I love him! He’s got social skills like mine and I feel comfortable saying whatever I need to to him. Thank you God! The surgeon that took out my kidney in 2003 was like that. He did a great job and he didn’t freak out when I told him I had opened my draining incision up a little more with an exacto blade I boiled. I couldn’t get the packing in. He reached in a drawer and handed me some presterilized scalpels. Then he told me a story about a crazy guy that removed his own adrenal gland using mirrors. The guy got one out but passed out trying to get the second one out. So when he came to, he drove himself to the hospital. It was a great story and right up my alley. God has always gotten me to the right doctor at the right time.
I’m still a little annoyed that Dr Nguyen didn’t mention the radiation option. I like having all the info and I wonder if there’s anything else I should know. I’m sure I gave him the impression that I would be in favor of surgery. It’s entirely scriptural…If thine eye or pulmonary nodule offend thee, pluck it out..or something like that in Judy’s Revised Version. I’m too impatient for anything else.
August 2, 2016
They moved my surgical appt back to Wednesday morning. Yay!
August 2, 2016
After the end of The Summer Of Mexico I was primed and ready to jump into the The Season Of Cancer. I had my surgical consult scheduled for August 3rd and would jump into it with both feet.
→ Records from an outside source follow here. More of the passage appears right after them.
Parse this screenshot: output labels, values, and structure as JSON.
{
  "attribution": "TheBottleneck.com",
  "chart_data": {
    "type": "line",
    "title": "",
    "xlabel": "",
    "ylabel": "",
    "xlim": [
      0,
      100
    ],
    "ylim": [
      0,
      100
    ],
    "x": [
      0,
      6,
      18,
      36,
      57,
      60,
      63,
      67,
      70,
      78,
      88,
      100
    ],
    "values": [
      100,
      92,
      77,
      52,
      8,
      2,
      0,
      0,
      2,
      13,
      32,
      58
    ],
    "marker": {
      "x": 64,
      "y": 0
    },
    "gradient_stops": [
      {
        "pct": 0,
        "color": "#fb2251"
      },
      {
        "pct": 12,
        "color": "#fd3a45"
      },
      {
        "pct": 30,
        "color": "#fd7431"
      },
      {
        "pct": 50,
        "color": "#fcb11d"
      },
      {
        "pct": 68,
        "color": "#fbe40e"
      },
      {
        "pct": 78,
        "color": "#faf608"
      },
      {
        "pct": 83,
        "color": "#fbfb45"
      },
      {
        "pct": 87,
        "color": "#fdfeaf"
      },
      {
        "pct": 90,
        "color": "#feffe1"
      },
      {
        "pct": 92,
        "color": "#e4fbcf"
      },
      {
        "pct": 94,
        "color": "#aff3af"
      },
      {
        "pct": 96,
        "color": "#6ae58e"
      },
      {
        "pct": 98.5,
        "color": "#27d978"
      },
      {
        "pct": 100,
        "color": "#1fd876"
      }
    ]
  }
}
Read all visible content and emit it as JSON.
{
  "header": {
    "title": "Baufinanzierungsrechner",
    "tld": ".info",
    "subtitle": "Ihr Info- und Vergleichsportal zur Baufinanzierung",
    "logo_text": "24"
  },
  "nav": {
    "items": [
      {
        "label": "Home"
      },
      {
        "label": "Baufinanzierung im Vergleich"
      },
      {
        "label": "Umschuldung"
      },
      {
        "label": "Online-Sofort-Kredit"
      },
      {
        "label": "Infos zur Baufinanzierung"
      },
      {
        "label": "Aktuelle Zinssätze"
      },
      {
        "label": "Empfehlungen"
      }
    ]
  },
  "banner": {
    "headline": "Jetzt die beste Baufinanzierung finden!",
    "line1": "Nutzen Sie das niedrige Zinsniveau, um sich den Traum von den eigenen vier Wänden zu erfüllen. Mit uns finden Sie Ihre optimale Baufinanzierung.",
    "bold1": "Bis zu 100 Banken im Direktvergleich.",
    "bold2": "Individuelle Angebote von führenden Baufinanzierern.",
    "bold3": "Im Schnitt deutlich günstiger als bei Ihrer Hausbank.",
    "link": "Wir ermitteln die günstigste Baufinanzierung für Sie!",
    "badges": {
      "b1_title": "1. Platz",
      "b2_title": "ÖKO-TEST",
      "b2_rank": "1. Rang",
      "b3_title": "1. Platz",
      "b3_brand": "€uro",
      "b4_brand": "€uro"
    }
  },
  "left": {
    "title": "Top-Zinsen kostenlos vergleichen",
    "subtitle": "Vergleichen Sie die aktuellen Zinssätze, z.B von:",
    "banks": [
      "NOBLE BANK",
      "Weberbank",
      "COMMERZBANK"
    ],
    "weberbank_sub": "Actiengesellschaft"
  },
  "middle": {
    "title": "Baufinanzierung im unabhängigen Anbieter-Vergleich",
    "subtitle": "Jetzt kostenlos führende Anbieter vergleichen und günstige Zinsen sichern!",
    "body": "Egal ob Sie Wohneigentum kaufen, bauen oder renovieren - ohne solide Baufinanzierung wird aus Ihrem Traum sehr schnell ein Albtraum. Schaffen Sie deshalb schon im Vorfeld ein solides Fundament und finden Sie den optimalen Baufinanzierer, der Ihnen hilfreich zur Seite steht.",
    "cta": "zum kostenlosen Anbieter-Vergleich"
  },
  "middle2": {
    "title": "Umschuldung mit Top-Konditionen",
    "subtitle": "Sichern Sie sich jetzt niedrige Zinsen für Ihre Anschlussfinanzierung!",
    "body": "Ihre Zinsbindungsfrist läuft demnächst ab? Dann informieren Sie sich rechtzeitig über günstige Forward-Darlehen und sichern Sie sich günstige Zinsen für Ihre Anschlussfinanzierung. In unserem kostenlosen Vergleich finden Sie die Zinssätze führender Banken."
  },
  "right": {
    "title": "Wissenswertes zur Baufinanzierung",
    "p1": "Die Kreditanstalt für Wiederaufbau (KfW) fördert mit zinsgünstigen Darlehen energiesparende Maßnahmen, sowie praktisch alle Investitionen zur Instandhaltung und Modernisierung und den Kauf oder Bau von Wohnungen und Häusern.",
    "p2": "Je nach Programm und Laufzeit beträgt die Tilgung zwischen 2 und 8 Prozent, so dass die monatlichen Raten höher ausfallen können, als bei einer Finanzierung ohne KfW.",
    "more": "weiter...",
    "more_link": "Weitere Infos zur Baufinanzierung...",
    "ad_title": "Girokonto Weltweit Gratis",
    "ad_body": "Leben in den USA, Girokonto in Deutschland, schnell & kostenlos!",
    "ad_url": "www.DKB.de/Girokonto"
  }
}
So this morning Kaiser calls and reschedules my Wednesday appointment to Friday. For heaven’s sake, it’s only 2 days! *steps away to lay on the ground to kick and scream*
In my Strengths Finder test, one of my strengths was Activator. Looks like it’s also my weakness. Doing nothing is anathema but that’s what God wants so I’ll cool my jets, adjust the timeline in my PERT Chart and wait.
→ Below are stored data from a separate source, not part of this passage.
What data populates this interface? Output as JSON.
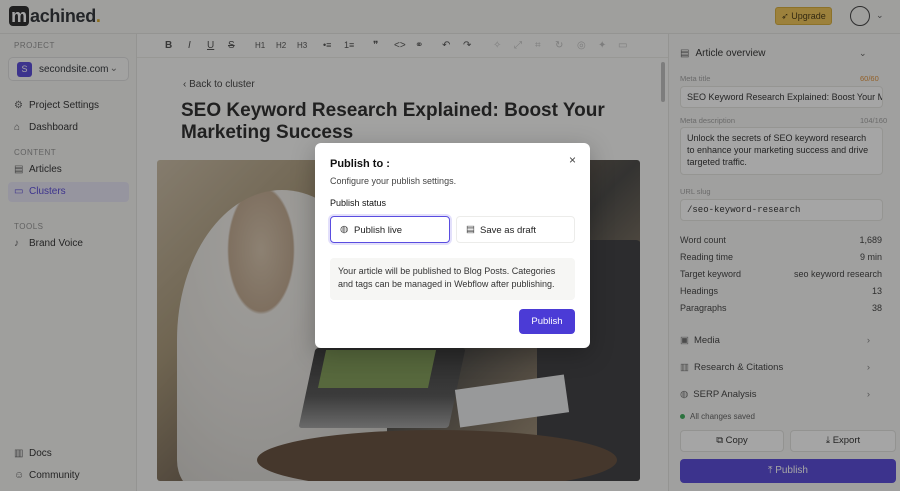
{
  "app": {
    "logo_letter": "m",
    "logo_rest": "achined",
    "logo_dot": "."
  },
  "topbar": {
    "upgrade_label": "Upgrade",
    "upgrade_icon": "rocket-icon"
  },
  "sidebar": {
    "project_label": "PROJECT",
    "project_initial": "S",
    "project_name": "secondsite.com",
    "items_top": [
      {
        "label": "Project Settings",
        "icon": "gear-icon"
      },
      {
        "label": "Dashboard",
        "icon": "home-icon"
      }
    ],
    "content_label": "CONTENT",
    "items_content": [
      {
        "label": "Articles",
        "icon": "doc-icon"
      },
      {
        "label": "Clusters",
        "icon": "folder-icon"
      }
    ],
    "tools_label": "TOOLS",
    "items_tools": [
      {
        "label": "Brand Voice",
        "icon": "mic-icon"
      }
    ],
    "items_bottom": [
      {
        "label": "Docs",
        "icon": "book-icon"
      },
      {
        "label": "Community",
        "icon": "discord-icon"
      }
    ]
  },
  "editor": {
    "toolbar": [
      "B",
      "I",
      "U",
      "S",
      "H1",
      "H2",
      "H3",
      "•≡",
      "1≡",
      "❞",
      "<>",
      "⚭",
      "↶",
      "↷"
    ],
    "back_label": "Back to cluster",
    "title": "SEO Keyword Research Explained: Boost Your Marketing Success"
  },
  "panel": {
    "header": "Article overview",
    "meta_title_label": "Meta title",
    "meta_title_count": "60/60",
    "meta_title_value": "SEO Keyword Research Explained: Boost Your Ma",
    "meta_desc_label": "Meta description",
    "meta_desc_count": "104/160",
    "meta_desc_value": "Unlock the secrets of SEO keyword research to enhance your marketing success and drive targeted traffic.",
    "url_label": "URL slug",
    "url_value": "/seo-keyword-research",
    "stats": [
      {
        "label": "Word count",
        "value": "1,689"
      },
      {
        "label": "Reading time",
        "value": "9 min"
      },
      {
        "label": "Target keyword",
        "value": "seo keyword research"
      },
      {
        "label": "Headings",
        "value": "13"
      },
      {
        "label": "Paragraphs",
        "value": "38"
      }
    ],
    "sections": [
      {
        "label": "Media",
        "icon": "image-icon"
      },
      {
        "label": "Research & Citations",
        "icon": "book-icon"
      },
      {
        "label": "SERP Analysis",
        "icon": "globe-icon"
      }
    ],
    "saved_status": "All changes saved",
    "copy_label": "Copy",
    "export_label": "Export",
    "publish_label": "Publish",
    "colors": {
      "accent": "#4b3bd6",
      "count_warn": "#e08a2b",
      "saved": "#2fa84f"
    }
  },
  "modal": {
    "title": "Publish to :",
    "subtitle": "Configure your publish settings.",
    "status_label": "Publish status",
    "option_live": "Publish live",
    "option_draft": "Save as draft",
    "info": "Your article will be published to Blog Posts. Categories and tags can be managed in Webflow after publishing.",
    "publish_button": "Publish",
    "close_icon": "×"
  }
}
God’s purposes cannot be thwarted or rushed.
I’m going to need more popcorn.
August 1, 2016
I can’t believe it’s over. It was an awesome 5 weekends spread over a 6 week period. Months of preparation and hours of work and planning come to fruition. I know people were blessed. I hope most of all that God was glorified.
There was wonderful worship, deep fellowship and a couple of heart-breaking problems. I hugged a lot of people. I had to let go of things I couldn’t control which was just about everything and God never missed a thing.
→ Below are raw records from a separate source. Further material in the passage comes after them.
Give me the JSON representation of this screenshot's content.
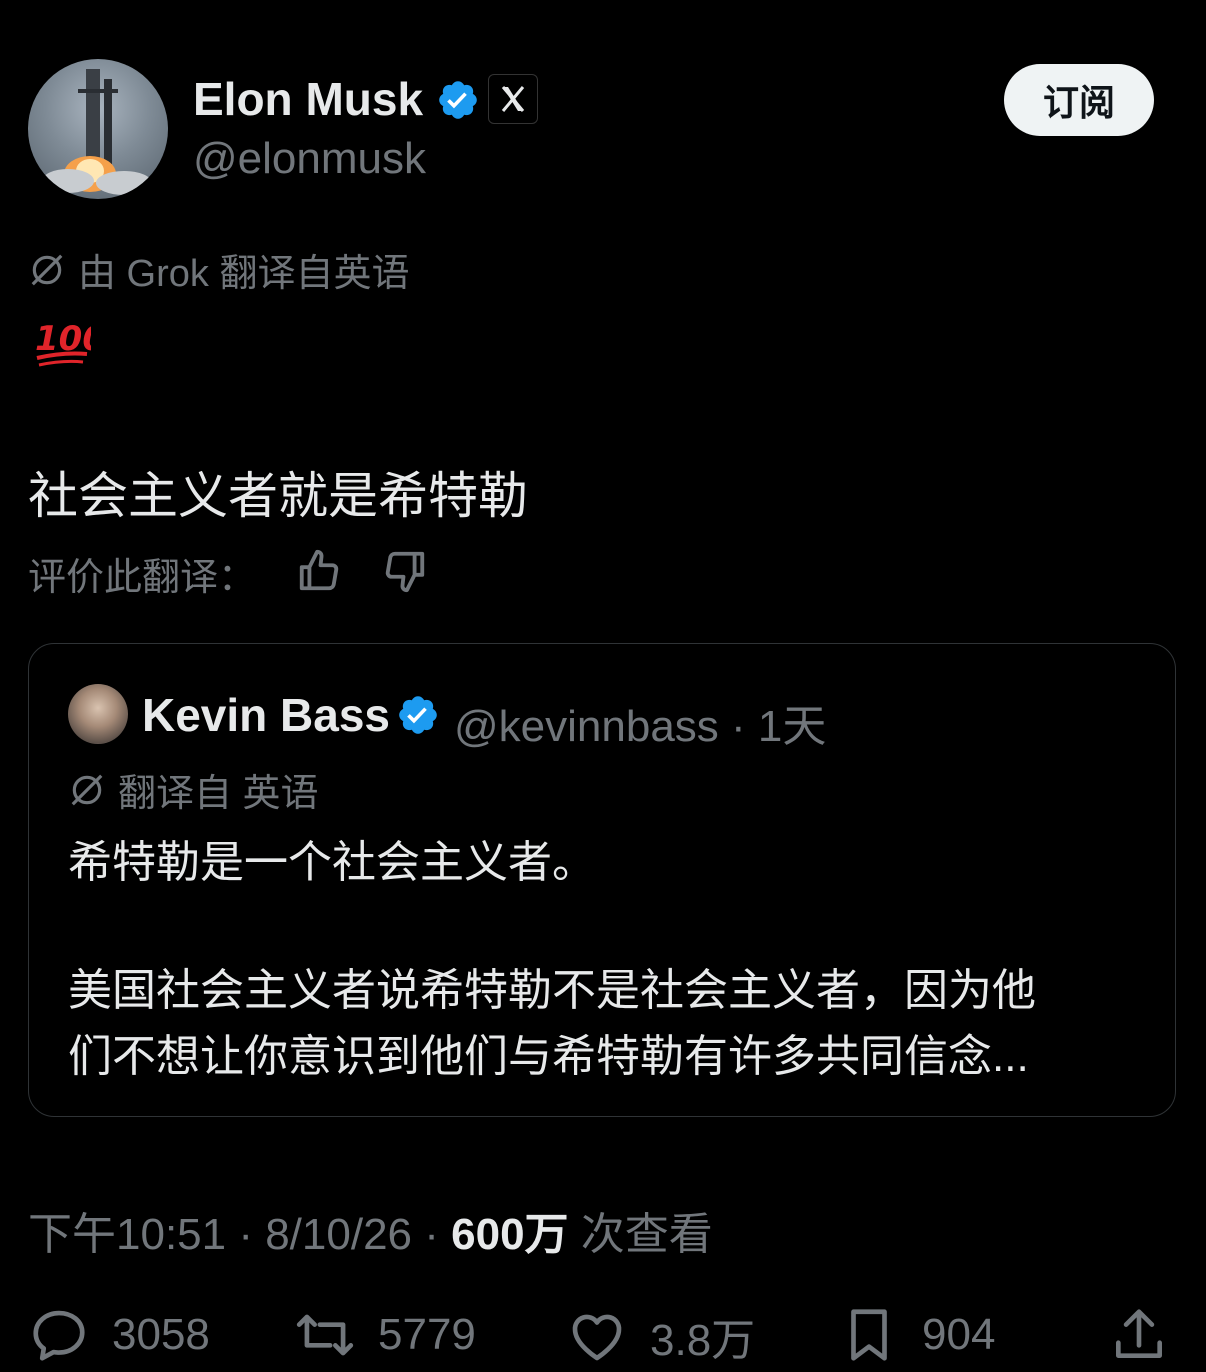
{
  "author": {
    "name": "Elon Musk",
    "handle": "@elonmusk",
    "verified_color": "#1d9bf0"
  },
  "subscribe_label": "订阅",
  "translation_note": "由 Grok 翻译自英语",
  "emoji": "💯",
  "tweet_text": "社会主义者就是希特勒",
  "rate_label": "评价此翻译：",
  "quoted": {
    "name": "Kevin Bass",
    "handle": "@kevinnbass · 1天",
    "translation_note": "翻译自 英语",
    "line1": "希特勒是一个社会主义者。",
    "line2": "美国社会主义者说希特勒不是社会主义者，因为他",
    "line3": "们不想让你意识到他们与希特勒有许多共同信念..."
  },
  "meta": {
    "time": "下午10:51 · 8/10/26 · ",
    "views": "600万",
    "views_suffix": " 次查看"
  },
  "actions": {
    "replies": "3058",
    "retweets": "5779",
    "likes": "3.8万",
    "bookmarks": "904"
  }
}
I revealed to the general public that I have cancer. That went way better than I expected.
Physically I was about as useless as I could be. But, I have never felt so used of God in my life. In my greatest physical weakness God’s strength was made perfect.
I even felt loved on occasion which is tremendously scary.
They team did some amazing ministry at the orphanage and in the valley surrounding it. I helped get them all there so that’s something I guess.
I am very happy. I thought I’d be depressed after it was all over. I’m not. I hope with my whole heart that God lets me stay useful. I know I’ll probably never again be as busy as I have been these last few months but I hope He gives me purpose.
You’re never poor if you’ve got something to give away.
God will take care of me like He always has.